Coder Reviewer Reranking for Code Generation

Authors: Tianyi Zhang, Tao Yu, Tatsunori Hashimoto, Mike Lewis, Wen-Tau Yih, Daniel Fried, Sida Wang

ICML 2023 | Conference PDF | Archive PDF | Plain Text | LLM Run Details

Reproducibility Variable Result LLM Response
Research Type Experimental We perform an extensive study across six datasets with eight models from three model families. Experimental results show that Coder-Reviewer reranking leads to consistent and significant improvement (up to 17% absolute accuracy gain) over reranking with the Coder model only.
Researcher Affiliation Collaboration 1Stanford University 2The University of Hong Kong 3Meta AI FAIR 4Carnegie Mellon University.
Pseudocode No The paper describes methods and processes, but it does not include any figures, blocks, or sections explicitly labeled 'Pseudocode' or 'Algorithm', nor does it present structured steps formatted like code.
Open Source Code No The code will be made available after anonymous period.
Open Datasets Yes Human Eval (Chen et al., 2021) contains 164 hand-written Python programming questions Chen et al. (2021)... MBPP-Sanitized (Austin et al., 2021)... Plotting is a subset of DS-1000 (Lai et al., 2022)... Spider (Yu et al., 2018) is a benchmark of natural language to SQL query generation... NL2Bash (Lin et al., 2018) is a benchmark of translating natural language to bash commands.
Dataset Splits No Due to the lack of validation split on the benchmarks we experimented with, we restrain ourselves from hyperparameter search and rely on a single set of decoding hyperparameters.
Hardware Specification No The paper does not provide specific hardware details (e.g., GPU/CPU models, memory specifications, or cloud instance types) used for running the experiments.
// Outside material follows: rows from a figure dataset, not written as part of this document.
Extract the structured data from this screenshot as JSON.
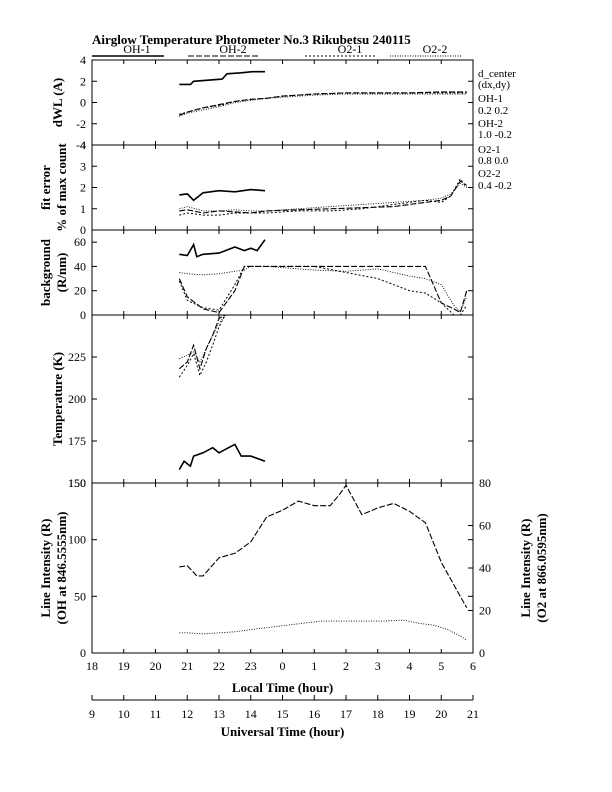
{
  "header": {
    "title": "Airglow Temperature Photometer No.3   Rikubetsu    240115"
  },
  "legend": [
    {
      "name": "OH-1",
      "dash": ""
    },
    {
      "name": "OH-2",
      "dash": "6,2"
    },
    {
      "name": "O2-1",
      "dash": "2,2"
    },
    {
      "name": "O2-2",
      "dash": "1,1.5"
    }
  ],
  "side_text": {
    "dcenter": "d_center",
    "dxdy": "(dx,dy)",
    "oh1_label": "OH-1",
    "oh1_values": "0.2   0.2",
    "oh2_label": "OH-2",
    "oh2_values": "1.0   -0.2",
    "o21_label": "O2-1",
    "o21_values": "0.8   0.0",
    "o22_label": "O2-2",
    "o22_values": "0.4   -0.2"
  },
  "axes": {
    "lt_ticks": [
      "18",
      "19",
      "20",
      "21",
      "22",
      "23",
      "0",
      "1",
      "2",
      "3",
      "4",
      "5",
      "6"
    ],
    "ut_ticks": [
      "9",
      "10",
      "11",
      "12",
      "13",
      "14",
      "15",
      "16",
      "17",
      "18",
      "19",
      "20",
      "21"
    ],
    "xlabel_lt": "Local Time (hour)",
    "xlabel_ut": "Universal Time (hour)"
  },
  "chart_data": [
    {
      "type": "line",
      "panel": "dwl",
      "ylabel": "dWL (A)",
      "ylim": [
        -4,
        4
      ],
      "yticks": [
        "4",
        "2",
        "0",
        "-2",
        "-4"
      ],
      "ytick_values": [
        4,
        2,
        0,
        -2,
        -4
      ],
      "series": [
        {
          "name": "OH-1",
          "x": [
            20.75,
            21.1,
            21.2,
            22.1,
            22.25,
            22.7,
            23.05,
            23.45
          ],
          "y": [
            1.7,
            1.7,
            2.0,
            2.2,
            2.7,
            2.8,
            2.9,
            2.9
          ]
        },
        {
          "name": "OH-2",
          "x": [
            20.75,
            21.0,
            21.5,
            22.0,
            22.5,
            23.0,
            23.5,
            24.0,
            25.0,
            26.0,
            27.0,
            28.0,
            29.0,
            29.8
          ],
          "y": [
            -1.2,
            -0.9,
            -0.5,
            -0.2,
            0.1,
            0.3,
            0.4,
            0.6,
            0.8,
            0.9,
            0.9,
            0.9,
            1.0,
            1.0
          ]
        },
        {
          "name": "O2-1",
          "x": [
            20.75,
            21.0,
            21.5,
            22.0,
            22.5,
            23.0,
            23.5,
            24.0,
            25.0,
            26.0,
            27.0,
            28.0,
            29.0,
            29.8
          ],
          "y": [
            -1.1,
            -0.9,
            -0.5,
            -0.3,
            0.1,
            0.3,
            0.4,
            0.6,
            0.8,
            0.9,
            0.9,
            0.9,
            0.9,
            0.9
          ]
        },
        {
          "name": "O2-2",
          "x": [
            20.75,
            21.0,
            21.5,
            22.0,
            22.5,
            23.0,
            23.5,
            24.0,
            25.0,
            26.0,
            27.0,
            28.0,
            29.0,
            29.8
          ],
          "y": [
            -1.3,
            -1.0,
            -0.7,
            -0.4,
            0.0,
            0.2,
            0.4,
            0.5,
            0.7,
            0.8,
            0.8,
            0.8,
            0.8,
            0.8
          ]
        }
      ]
    },
    {
      "type": "line",
      "panel": "fit",
      "ylabel": "fit error",
      "ylabel2": "% of max count",
      "ylim": [
        0,
        4
      ],
      "yticks": [
        "4",
        "3",
        "2",
        "1",
        "0"
      ],
      "ytick_values": [
        4,
        3,
        2,
        1,
        0
      ],
      "series": [
        {
          "name": "OH-1",
          "x": [
            20.75,
            21.0,
            21.2,
            21.5,
            22.0,
            22.5,
            23.0,
            23.45
          ],
          "y": [
            1.65,
            1.7,
            1.4,
            1.75,
            1.85,
            1.8,
            1.9,
            1.85
          ]
        },
        {
          "name": "OH-2",
          "x": [
            20.75,
            21.0,
            21.5,
            22.0,
            22.5,
            23.0,
            23.5,
            24.5,
            25.5,
            26.5,
            27.5,
            28.5,
            29.0,
            29.3,
            29.6,
            29.8
          ],
          "y": [
            0.9,
            0.95,
            0.8,
            0.9,
            0.85,
            0.8,
            0.9,
            0.95,
            1.0,
            1.05,
            1.1,
            1.3,
            1.4,
            1.6,
            2.3,
            2.1
          ]
        },
        {
          "name": "O2-1",
          "x": [
            20.75,
            21.0,
            21.5,
            22.0,
            22.5,
            23.0,
            23.5,
            24.5,
            25.5,
            26.5,
            27.5,
            28.5,
            29.0,
            29.3,
            29.6,
            29.8
          ],
          "y": [
            0.7,
            0.8,
            0.7,
            0.7,
            0.8,
            0.8,
            0.8,
            0.9,
            0.9,
            1.0,
            1.2,
            1.4,
            1.3,
            1.6,
            2.4,
            2.0
          ]
        },
        {
          "name": "O2-2",
          "x": [
            20.75,
            21.0,
            21.5,
            22.0,
            22.5,
            23.0,
            23.5,
            24.5,
            25.5,
            26.5,
            27.5,
            28.5,
            29.0,
            29.3,
            29.6,
            29.8
          ],
          "y": [
            1.0,
            1.1,
            0.9,
            0.9,
            0.95,
            0.9,
            0.9,
            1.0,
            1.1,
            1.2,
            1.3,
            1.4,
            1.5,
            1.7,
            2.2,
            2.0
          ]
        }
      ]
    },
    {
      "type": "line",
      "panel": "bg",
      "ylabel": "background",
      "ylabel2": "(R/nm)",
      "ylim": [
        0,
        70
      ],
      "yticks": [
        "60",
        "40",
        "20",
        "0"
      ],
      "ytick_values": [
        60,
        40,
        20,
        0
      ],
      "series": [
        {
          "name": "OH-1",
          "x": [
            20.75,
            21.0,
            21.2,
            21.3,
            21.5,
            22.0,
            22.5,
            22.8,
            23.0,
            23.2,
            23.45
          ],
          "y": [
            50,
            49,
            58,
            48,
            50,
            51,
            56,
            53,
            55,
            53,
            62
          ]
        },
        {
          "name": "OH-2",
          "x": [
            20.75,
            21.0,
            21.5,
            22.0,
            22.5,
            22.8,
            23.0,
            23.5,
            25.0,
            26.0,
            27.0,
            28.0,
            28.5,
            29.0,
            29.4,
            29.6,
            29.8
          ],
          "y": [
            30,
            15,
            5,
            2,
            20,
            40,
            40,
            40,
            40,
            40,
            40,
            40,
            40,
            10,
            5,
            2,
            20
          ]
        },
        {
          "name": "O2-1",
          "x": [
            20.75,
            21.0,
            21.5,
            22.0,
            22.5,
            22.8,
            23.0,
            23.5,
            25.0,
            26.0,
            27.0,
            28.0,
            28.5,
            29.0,
            29.4,
            29.6,
            29.8
          ],
          "y": [
            28,
            12,
            6,
            4,
            25,
            40,
            40,
            40,
            40,
            35,
            30,
            20,
            18,
            10,
            0,
            0,
            8
          ]
        },
        {
          "name": "O2-2",
          "x": [
            20.75,
            21.0,
            21.5,
            22.0,
            22.5,
            22.8,
            23.0,
            23.5,
            25.0,
            26.0,
            27.0,
            28.0,
            28.5,
            29.0,
            29.4,
            29.6,
            29.8
          ],
          "y": [
            35,
            34,
            33,
            34,
            36,
            37,
            40,
            40,
            37,
            36,
            38,
            32,
            30,
            25,
            8,
            3,
            15
          ]
        }
      ]
    },
    {
      "type": "line",
      "panel": "temp",
      "ylabel": "Temperature (K)",
      "ylim": [
        150,
        250
      ],
      "yticks": [
        "225",
        "200",
        "175",
        "150"
      ],
      "ytick_values": [
        225,
        200,
        175,
        150
      ],
      "series": [
        {
          "name": "OH-1",
          "x": [
            20.75,
            20.9,
            21.1,
            21.2,
            21.5,
            21.8,
            22.0,
            22.3,
            22.5,
            22.7,
            23.0,
            23.45
          ],
          "y": [
            158,
            163,
            160,
            166,
            168,
            171,
            168,
            171,
            173,
            166,
            166,
            163
          ]
        },
        {
          "name": "OH-2",
          "x": [
            20.75,
            21.0,
            21.2,
            21.4,
            21.6,
            21.8,
            22.0,
            22.2,
            22.4,
            22.6,
            22.8,
            23.0
          ],
          "y": [
            218,
            222,
            232,
            218,
            230,
            238,
            248,
            250,
            250,
            250,
            250,
            250
          ]
        },
        {
          "name": "O2-1",
          "x": [
            20.75,
            21.0,
            21.2,
            21.4,
            21.6,
            21.8,
            22.0,
            22.2,
            22.4,
            22.6,
            22.8,
            23.0
          ],
          "y": [
            213,
            220,
            227,
            214,
            222,
            232,
            243,
            250,
            250,
            250,
            250,
            250
          ]
        },
        {
          "name": "O2-2",
          "x": [
            20.75,
            21.0,
            21.2,
            21.4,
            21.6,
            21.8,
            22.0,
            22.2,
            22.4,
            22.6,
            22.8,
            23.0
          ],
          "y": [
            224,
            226,
            228,
            222,
            230,
            238,
            245,
            250,
            250,
            250,
            250,
            250
          ]
        }
      ]
    },
    {
      "type": "line",
      "panel": "intensity",
      "ylabel": "Line Intensity (R)",
      "ylabel2": "(OH at 846.5555nm)",
      "ylabel_right": "Line Intensity (R)",
      "ylabel_right2": "(O2 at 866.0595nm)",
      "ylim": [
        0,
        150
      ],
      "yticks": [
        "150",
        "100",
        "50",
        "0"
      ],
      "ytick_values": [
        150,
        100,
        50,
        0
      ],
      "ylim_right": [
        0,
        80
      ],
      "yticks_right": [
        "80",
        "60",
        "40",
        "20",
        "0"
      ],
      "ytick_values_right": [
        80,
        60,
        40,
        20,
        0
      ],
      "series": [
        {
          "name": "OH-2",
          "x": [
            20.75,
            21.0,
            21.3,
            21.5,
            22.0,
            22.5,
            23.0,
            23.5,
            24.0,
            24.5,
            25.0,
            25.5,
            25.8,
            26.0,
            26.5,
            27.0,
            27.5,
            28.0,
            28.5,
            29.0,
            29.5,
            29.8
          ],
          "y": [
            76,
            77,
            68,
            68,
            84,
            88,
            98,
            120,
            126,
            134,
            130,
            130,
            140,
            148,
            122,
            128,
            132,
            125,
            115,
            80,
            55,
            40
          ]
        },
        {
          "name": "O2-2",
          "x": [
            20.75,
            21.0,
            21.5,
            22.0,
            22.5,
            23.0,
            25.2,
            25.6,
            26.8,
            27.2,
            27.8,
            28.3,
            28.8,
            29.2,
            29.6,
            29.8
          ],
          "y": [
            9.5,
            9.5,
            9,
            9.5,
            10,
            11,
            15,
            15,
            15,
            15,
            15.5,
            14,
            13,
            11,
            8,
            6
          ]
        }
      ]
    }
  ]
}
It only refers to the size of the language models used.
Software Dependencies No The paper mentions using Python and a canonicalization software 'pyminifier' but does not provide specific version numbers for these or any other ancillary software dependencies.
Experiment Setup Yes On all datasets, we sample with temperature 0.4 and set the max tokens to be 300. For our main results in Table 1, we sample 125 different programs for each problem and then bootstrap 50 times to report the mean accuracy of reranking 25 samples.